Dans l'ombre de l'hémicycle, la commission des Affaires sociales examinera toute la journée le budget de la Sécurité sociale. Les enjeux sont moindres puisque les députés repartiront dans l'hémicycle, la semaine prochaine, de la copie initiale du gouvernement.

Plusieurs points chauds seront abordés: gel des prestations sociales, montant prévu des dépenses de l'Assurance maladie, etc... Mais le vote attendu sera celui sur la suspension de la réforme des retraites, autre condition de la non-censure du PS à laquelle le Premier ministre a consenti.

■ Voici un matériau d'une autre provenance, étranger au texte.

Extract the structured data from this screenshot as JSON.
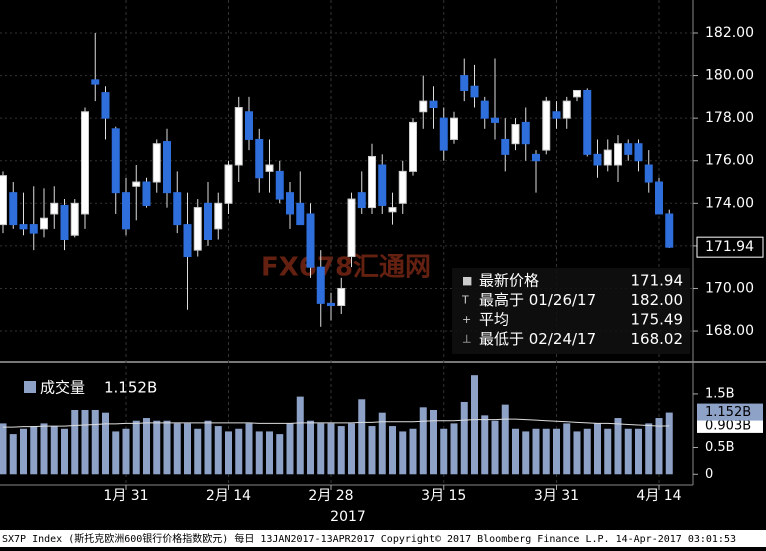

S'il existe une majorité à l'Assemblée pour abroger purement et simplement la réforme, le sort de cet article en commission est incertain.

LR et Horizons (le parti d'Edouard Philippe) proposeront sa suppression, et pourraient être soutenus par des macronistes. Le RN devrait voter pour selon une source au groupe, tout comme les socialistes.

Mais les Insoumis ne voteront pas l'article en commission, simple "report de la hausse de l'âge légal de départ", argue Hadrien Clouet. Les écologistes l'envisagent aussi et décideront vendredi: "Hélas Macron a raison, c'est un décalage et non pas une suspension, qui quelque part entérine les 64 ans", souligne Danielle Simonnet.